At this stage we model a perfect receiver, so the update rule for the reference is
\begin{equation}
\label{eq:ref_update}
R_{now} = R_{last} + N_{s}\cdot H
\end{equation}
\section{Emulator extensions}
\label{sec:emu-extensions}
In its worst case rate-based encoding can send a spike per millisecond per pixel each frame, which is not biologically plausible and can potentially saturate communication channels.
%If we think of a camera which captures images with a $128\times 128$ resolution at 30~FPS, it can generate up to about 5K Spikes/sec. This translates to, approximately, 10Mbit/sec (without transmission packet's header data).
Two of the extensions we have developed diminish the rate of spikes, either by changing output encoding~(Sec.~\ref{sec:output-modes}) or post-processing generated spikes~(Sec.~\ref{sec:local_inhibition}).

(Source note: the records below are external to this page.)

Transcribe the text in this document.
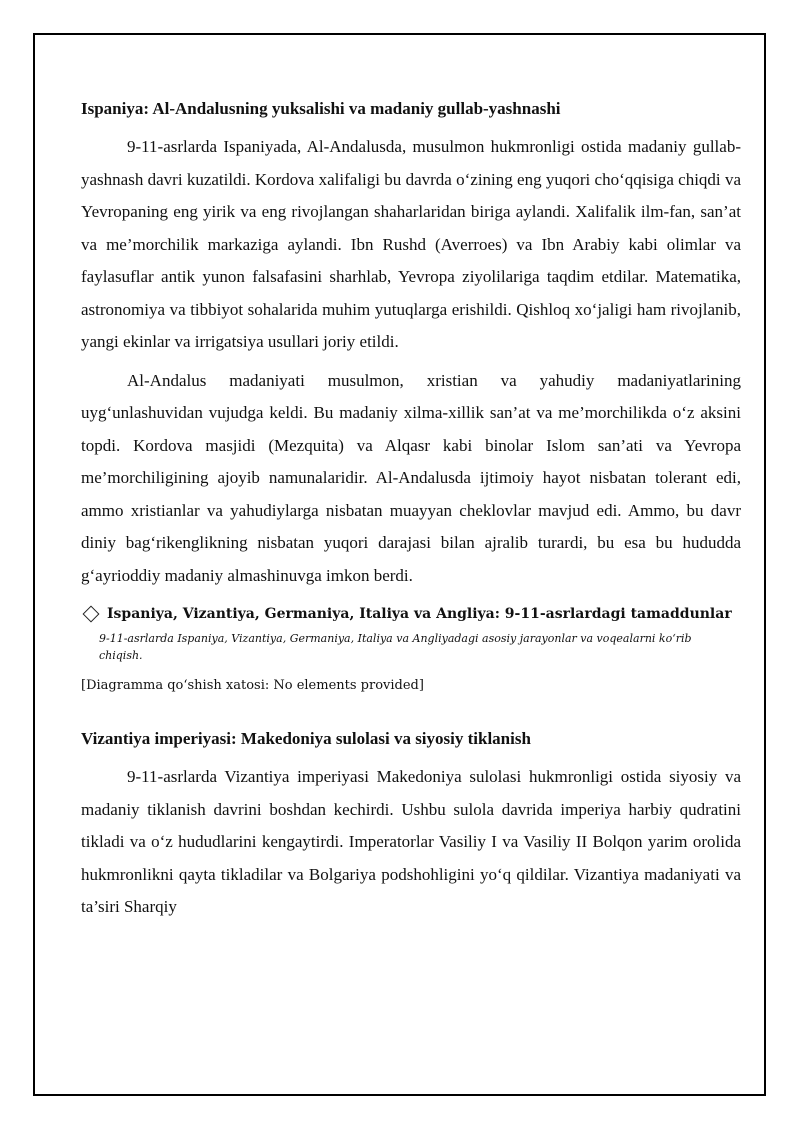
Ispaniya: Al-Andalusning yuksalishi va madaniy gullab-yashnashi

9-11-asrlarda Ispaniyada, Al-Andalusda, musulmon hukmronligi ostida madaniy gullab-yashnash davri kuzatildi. Kordova xalifaligi bu davrda o‘zining eng yuqori cho‘qqisiga chiqdi va Yevropaning eng yirik va eng rivojlangan shaharlaridan biriga aylandi. Xalifalik ilm-fan, san’at va me’morchilik markaziga aylandi. Ibn Rushd (Averroes) va Ibn Arabiy kabi olimlar va faylasuflar antik yunon falsafasini sharhlab, Yevropa ziyolilariga taqdim etdilar. Matematika, astronomiya va tibbiyot sohalarida muhim yutuqlarga erishildi. Qishloq xo‘jaligi ham rivojlanib, yangi ekinlar va irrigatsiya usullari joriy etildi.

Al-Andalus madaniyati musulmon, xristian va yahudiy madaniyatlarining uyg‘unlashuvidan vujudga keldi. Bu madaniy xilma-xillik san’at va me’morchilikda o‘z aksini topdi. Kordova masjidi (Mezquita) va Alqasr kabi binolar Islom san’ati va Yevropa me’morchiligining ajoyib namunalaridir. Al-Andalusda ijtimoiy hayot nisbatan tolerant edi, ammo xristianlar va yahudiylarga nisbatan muayyan cheklovlar mavjud edi. Ammo, bu davr diniy bag‘rikenglikning nisbatan yuqori darajasi bilan ajralib turardi, bu esa bu hududda g‘ayrioddiy madaniy almashinuvga imkon berdi.

Ispaniya, Vizantiya, Germaniya, Italiya va Angliya: 9-11-asrlardagi tamaddunlar
9-11-asrlarda Ispaniya, Vizantiya, Germaniya, Italiya va Angliyadagi asosiy jarayonlar va voqealarni ko‘rib chiqish.
[Diagramma qo‘shish xatosi: No elements provided]
Vizantiya imperiyasi: Makedoniya sulolasi va siyosiy tiklanish

9-11-asrlarda Vizantiya imperiyasi Makedoniya sulolasi hukmronligi ostida siyosiy va madaniy tiklanish davrini boshdan kechirdi. Ushbu sulola davrida imperiya harbiy qudratini tikladi va o‘z hududlarini kengaytirdi. Imperatorlar Vasiliy I va Vasiliy II Bolqon yarim orolida hukmronlikni qayta tikladilar va Bolgariya podshohligini yo‘q qildilar. Vizantiya madaniyati va ta’siri Sharqiy
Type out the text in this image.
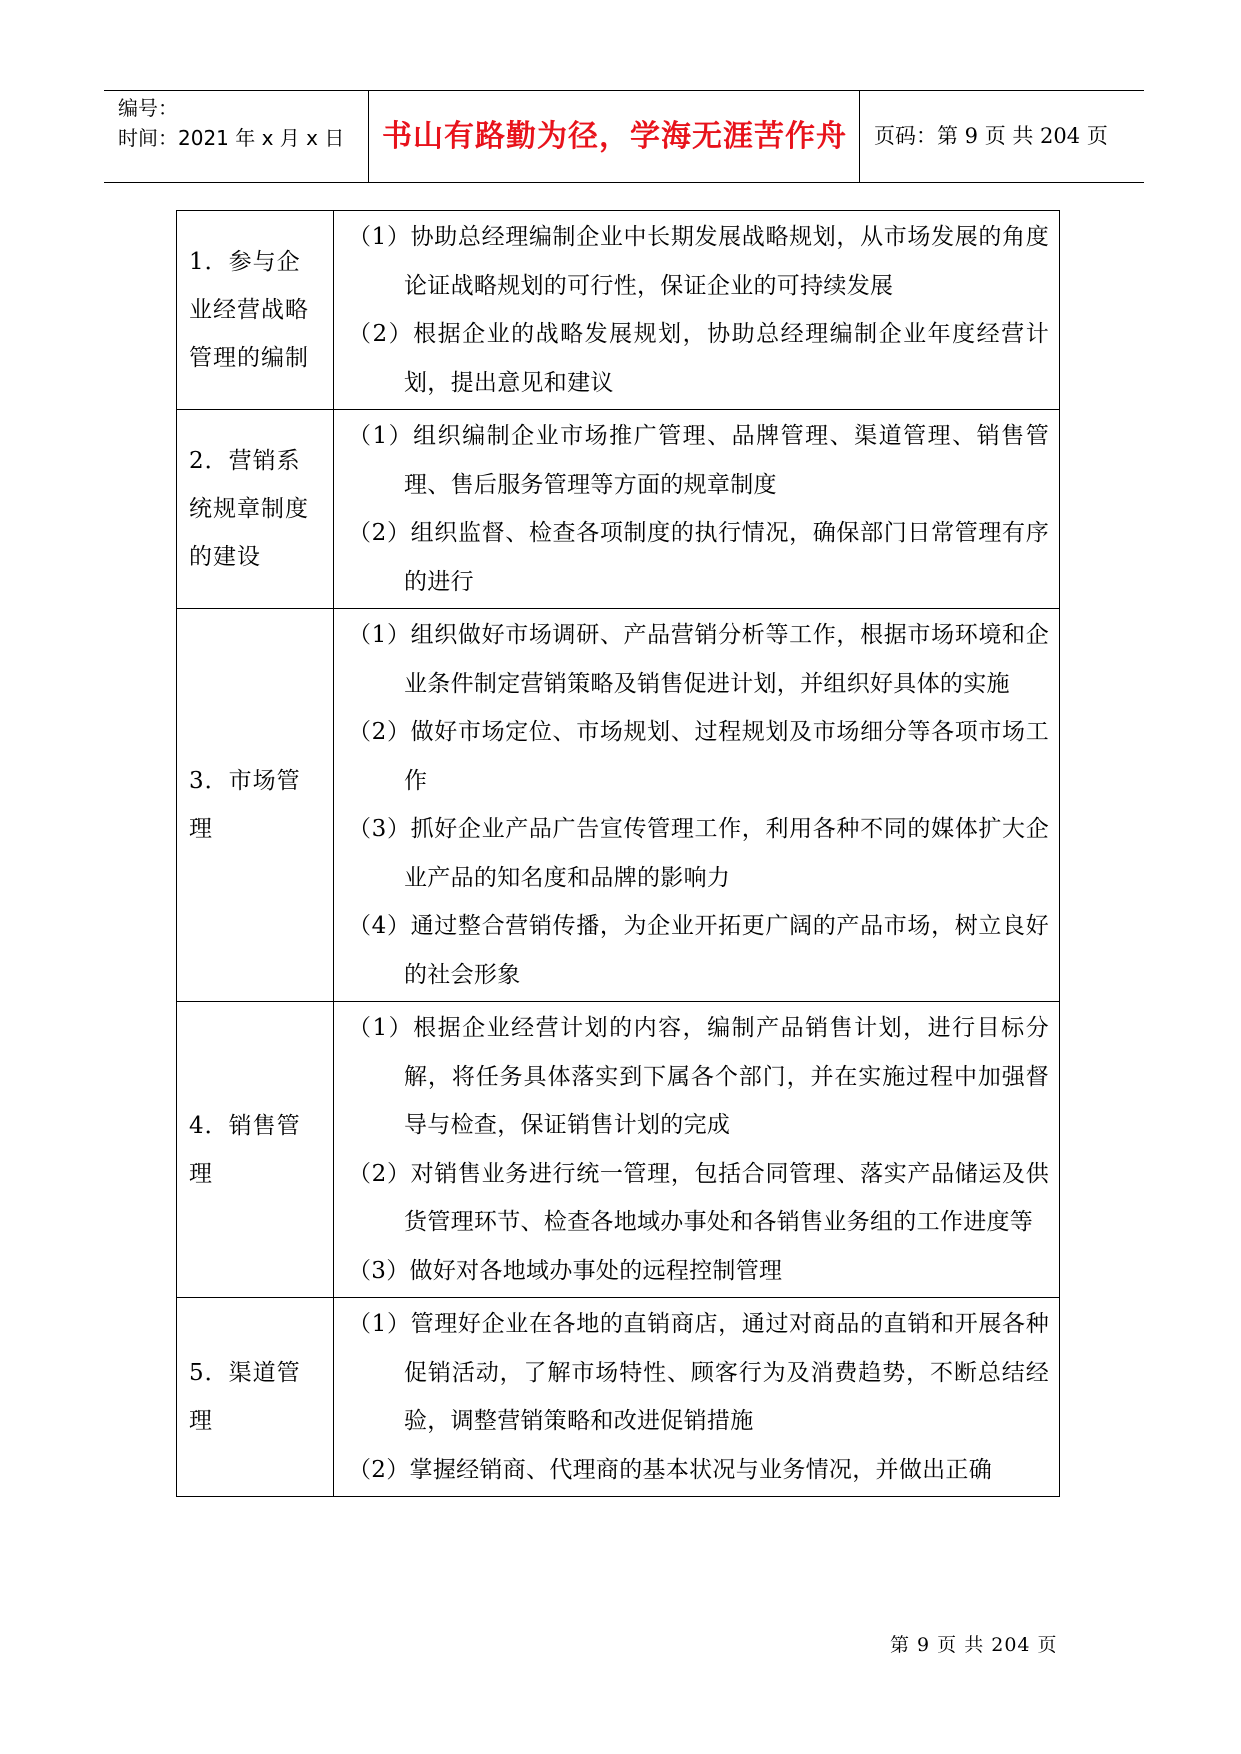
编号：
时间：2021 年 x 月 x 日	书山有路勤为径，学海无涯苦作舟	页码：第 9 页 共 204 页
1．参与企业经营战略管理的编制	（1）协助总经理编制企业中长期发展战略规划，从市场发展的角度论证战略规划的可行性，保证企业的可持续发展
（2）根据企业的战略发展规划，协助总经理编制企业年度经营计划，提出意见和建议

2．营销系统规章制度的建设	（1）组织编制企业市场推广管理、品牌管理、渠道管理、销售管理、售后服务管理等方面的规章制度
（2）组织监督、检查各项制度的执行情况，确保部门日常管理有序的进行

3．市场管理	（1）组织做好市场调研、产品营销分析等工作，根据市场环境和企业条件制定营销策略及销售促进计划，并组织好具体的实施
（2）做好市场定位、市场规划、过程规划及市场细分等各项市场工作
（3）抓好企业产品广告宣传管理工作，利用各种不同的媒体扩大企业产品的知名度和品牌的影响力
（4）通过整合营销传播，为企业开拓更广阔的产品市场，树立良好的社会形象

4．销售管理	（1）根据企业经营计划的内容，编制产品销售计划，进行目标分解，将任务具体落实到下属各个部门，并在实施过程中加强督导与检查，保证销售计划的完成
（2）对销售业务进行统一管理，包括合同管理、落实产品储运及供货管理环节、检查各地域办事处和各销售业务组的工作进度等
（3）做好对各地域办事处的远程控制管理

5．渠道管理	（1）管理好企业在各地的直销商店，通过对商品的直销和开展各种促销活动，了解市场特性、顾客行为及消费趋势，不断总结经验，调整营销策略和改进促销措施
（2）掌握经销商、代理商的基本状况与业务情况，并做出正确
第 9 页 共 204 页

Another extension adds robustness to transmission by adding a history decay mechanism~(Sec.~\ref{sec:hist_decay}). The final extension replaces the constant threshold for an adaptive version (Sec.~\ref{sec:adaptive_thresh}). Figure~\ref{fig:dvs_emu_inh} shows modifications on the basic DVS emulator.
\begin{figure}[htb]
\includegraphics[width=0.5\textwidth]{dvs_emu_decay_adapt_inh}
\caption{DVS emulation with adaptive thresholds, local inhibition and history decay.}
\label{fig:dvs_emu_inh}
\end{figure}
\subsection{Spike-time encoding}
\label{sec:output-modes}
One way to prevent high spike rates is to encode the brightness difference in the time a spike is emitted, similar to how pulse-position modulation works~\cite{book:ppm}. That is each time bin represents a brightness change, in either a linear or logarithmic scale. Furthermore, there's evidence that neurons use spike timing to encode values~\cite{Singer1999189} and some theories of neural computation require spike-time coding~\cite{izhikevich2006polychronization}.
\begin{figure}[hbt]
\captionsetup[subfigure]{justification=centering}
\begin{center}
\begin{subfigure}[b]{0.25\textwidth}
\includegraphics[width=\textwidth]{linear_response_graph}
\caption{Linear response \\($N_{b}=33$, $t_{b}=1.1$).}
\label{fig:linear_time_resp}
\end{subfigure}~
\begin{subfigure}[b]{0.25\textwidth}
\includegraphics[width=\textwidth]{logarithmic_response_graph}
\caption{Logarithmic response\\($N_{b}=8$, $t_{b}=4.16ms$).}
\label{fig:logaritmic_time_resp}
\end{subfigure}
\caption{Possible values for a spike timing code, linear (left) and logarithmic (right) scales $\left(FPS = 30, T=33.3 ms\right)$.}
\label{fig:linear_log_response}
\end{center}
\end{figure}
Since brightness variations happen when a new frame is captured, spike times are referenced to the beginning of each frame. To synchronize the emitter with the receiver, we send one spike for each pixel at the beginning of the simulation $(t=0)$ and all of these encode a predefined value (in this case the maximum one). Figure~\ref{fig:linear_log_response} shows a single frame, spikes that were sent closer to the frame's beginning encode larger values. This means that if spikes were emitted at $t_{0}$ and $t_{1}$, then a pixel changed $X$ and $Y$ times the threshold, respectively. In our system, if $t_{0} < t_{1}$ then $X > Y$.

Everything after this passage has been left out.